Les femmes de Giscard
Claire Cauvin — Dominique Poncet
Éditions Téma
En 1975 (j’avais 23 ans…) j’ai travaillé quelques mois aux éditions Téma dans des conditions assez croquignolesques. Cette émanation plus ou moins officieuse du PSU tenait ses bureaux 4 rue de la Michodière. J’y étais passé, sur recommandation d’une amie, pour fabriquer une cloison en bois dans leurs locaux de stockage. J’avais terminé mes études de lettres et je vivotais en effectuant des boulots de menuiserie à droite et à gauche. Bref, après huit jours de travaux et quelques heures de discussion avec la toute petite équipe de Téma, et au regard de ma formation littéraire, il fut décidé que j’intégrerai cette maison d’édition avec pour charge de m’occuper de la diffusion. Las, l’aventure dura très peu de temps, car les ventes étaient mauvaises et ne couvraient pas les charges de la société qui mit rapidement la clé sous la porte.
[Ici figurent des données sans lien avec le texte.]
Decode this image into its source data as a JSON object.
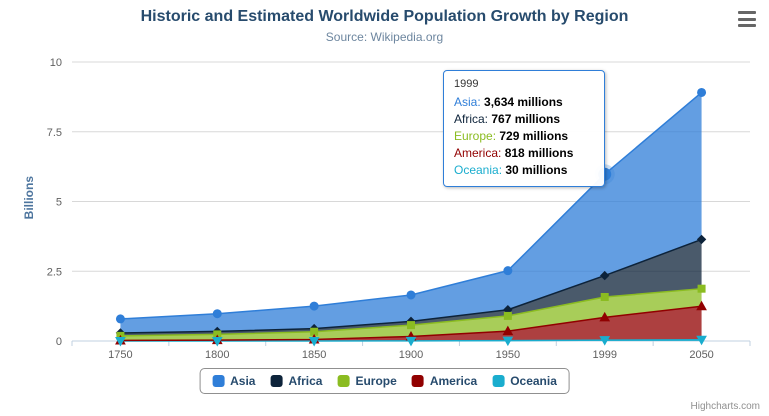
{
  "chart_data": {
    "type": "area",
    "stacking": "normal",
    "stack_order": "first_series_on_top",
    "title": "Historic and Estimated Worldwide Population Growth by Region",
    "subtitle": "Source: Wikipedia.org",
    "categories": [
      "1750",
      "1800",
      "1850",
      "1900",
      "1950",
      "1999",
      "2050"
    ],
    "unit": "millions",
    "xlabel": "",
    "ylabel": "Billions",
    "ylim": [
      0,
      10
    ],
    "yticks": [
      "0",
      "2.5",
      "5",
      "7.5",
      "10"
    ],
    "grid": true,
    "legend_position": "bottom",
    "series": [
      {
        "name": "Asia",
        "color": "#2f7ed8",
        "marker": "circle",
        "values": [
          502,
          635,
          809,
          947,
          1402,
          3634,
          5268
        ]
      },
      {
        "name": "Africa",
        "color": "#0d233a",
        "marker": "diamond",
        "values": [
          106,
          107,
          111,
          133,
          221,
          767,
          1766
        ]
      },
      {
        "name": "Europe",
        "color": "#8bbc21",
        "marker": "square",
        "values": [
          163,
          203,
          276,
          408,
          547,
          729,
          628
        ]
      },
      {
        "name": "America",
        "color": "#910000",
        "marker": "triangle",
        "values": [
          18,
          31,
          54,
          156,
          339,
          818,
          1201
        ]
      },
      {
        "name": "Oceania",
        "color": "#1aadce",
        "marker": "triangle-down",
        "values": [
          2,
          2,
          2,
          6,
          13,
          30,
          46
        ]
      }
    ]
  },
  "tooltip": {
    "header": "1999",
    "hover_series": "Asia",
    "hover_category": "1999",
    "rows": [
      {
        "name": "Asia",
        "value": "3,634 millions"
      },
      {
        "name": "Africa",
        "value": "767 millions"
      },
      {
        "name": "Europe",
        "value": "729 millions"
      },
      {
        "name": "America",
        "value": "818 millions"
      },
      {
        "name": "Oceania",
        "value": "30 millions"
      }
    ]
  },
  "credits": {
    "label": "Highcharts.com"
  },
  "icons": {
    "menu": "hamburger-menu-icon"
  }
}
Toutefois, ce passage éclair, me permit de croiser la route de quelques auteurs alors en vogue : Marie Cardinale, Jean-Edern Hallier et, dans un autre style, Alan Dister (spécialiste du rock). Téma publiait dans sa collection « Temascope » des ouvrages politiques supposés chatouiller le pouvoir en place. C’est ainsi que, cette année-là, sortit « Les femmes de Giscard » de Claire Cauvin et Dominique Poncet, deux jeunes femmes journalistes. Un pamphlet démontrant que le président utilisait les femmes de son gouvernement à titre de « vitrine » plutôt que de véritables collaboratrices à qui l’on céderait un minimum de pouvoir et de moyens d’action.
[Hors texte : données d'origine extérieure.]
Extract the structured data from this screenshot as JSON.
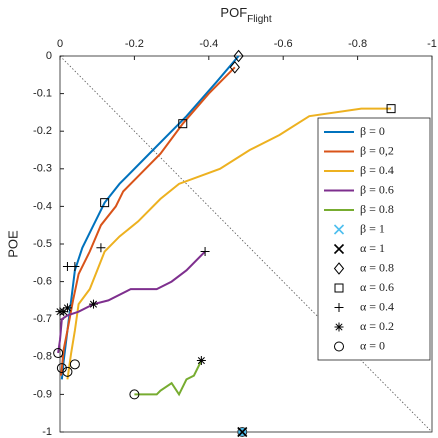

La disparition récente de Giscard m’a donné envie de ressortir ce livre de ma bibliothèque et de le relire. Les autrices, féministes, annoncent la couleur dès la préface : « lecteur grivois, friand de chauds sous-entendus, lectrice légère assoiffée de secrets d’alcôve, passez votre chemin, ce livre n’est pas pour vous. » Car sous ce titre aguicheur, pas question de parler de la vie sexuelle du Président qui, pourtant, défrayait la chronique. Le texte est en fait une charge assez vitriolesque de huit personnalités féminines influentes de l’entourage giscardien. Je les passe rapidement en revue.
Marie-France Garaud d’abord, qualifiée de « Richelieu en jupon » est décrite comme une femme de l’ombre manipulatrice et sans pitié. C’est elle qui a organisé la cabale contre Chaban-Delmas aux élections de 1974, favorisant le succès de Giscard et plaçant ses pions auprès de Jacques Chirac.
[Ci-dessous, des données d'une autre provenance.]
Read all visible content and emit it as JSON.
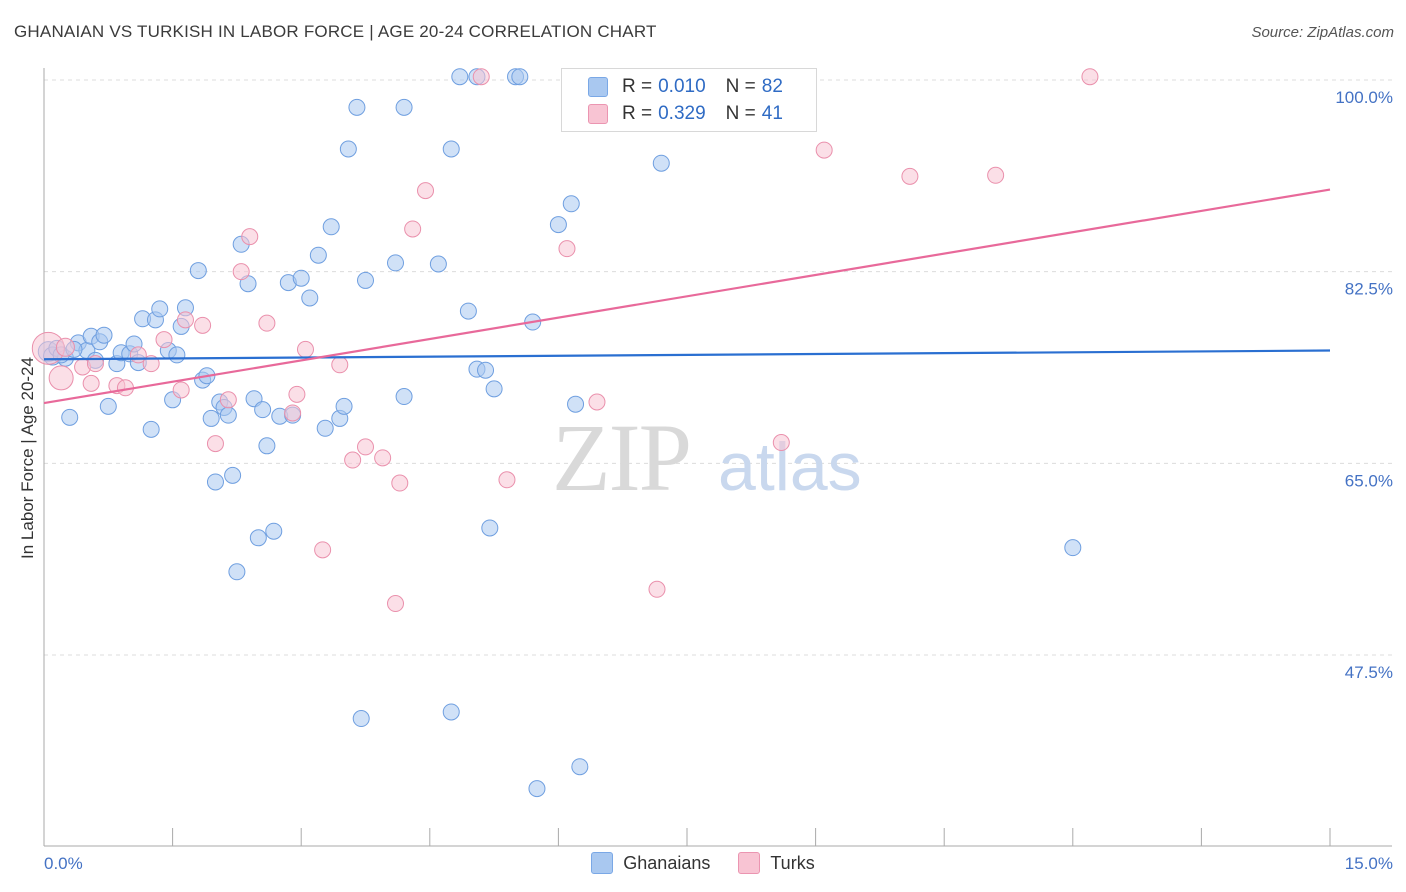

Françoise Giroud ensuite, présentée comme intelligente et opportuniste. Les autrices lui reprochent d’avoir tourné casaque à la cause féministe dès sa nomination comme secrétaire d’État chargée de la Condition féminine et de n’avoir pris que des mesurettes loin de ses ambitions annoncées.
Simone Veil se trouve plutôt épargnée dans ce brûlot qui lui reconnaît quelques belles réussites : la loi sur l’avortement, l’élargissement des conditions d’adoption, etc. La critique vient sur l’application de ces mesures : en effet, lorsque l’avortement a été légalisé… il n’était pas pris en charge par la Sécurité sociale ! Il fallut attendre des mois avant que ça change…
Hélène Dorlhac de Borne, renommée « La maldonne des prisons » en prend pour son grade. Censée rénover l’institution pénitentiaire, elle est critiquée pour sa propension à visiter les prisons et à promettre beaucoup de choses qu’elle ne pouvait pas tenir puisqu’elle n’avait aucun pouvoir budgétaire. Comme beaucoup de ministres giscardiens de l’époque, elle use et abuse d’une grosse ficelle : dès qu’un problème se pose, on annonce qu’on va « créer une commission », ce qui permet de botter en touche tout en ayant l’air de vouloir résoudre la question. Hélène Dorlhac est aussi épinglée pour sa tendance à profiter des largesses de la République, en particulier ses séjours dans des hôtels de luxe…
Jacqueline Baudrier, formée au journalisme radiophonique, fut un temps directrice de la deuxième chaîne et classée comme « docile » au regard du pouvoir face à une première chaîne sous la houlette de Pierre Desgraupes qualifié de « gauchiste » par les gaullistes (sic).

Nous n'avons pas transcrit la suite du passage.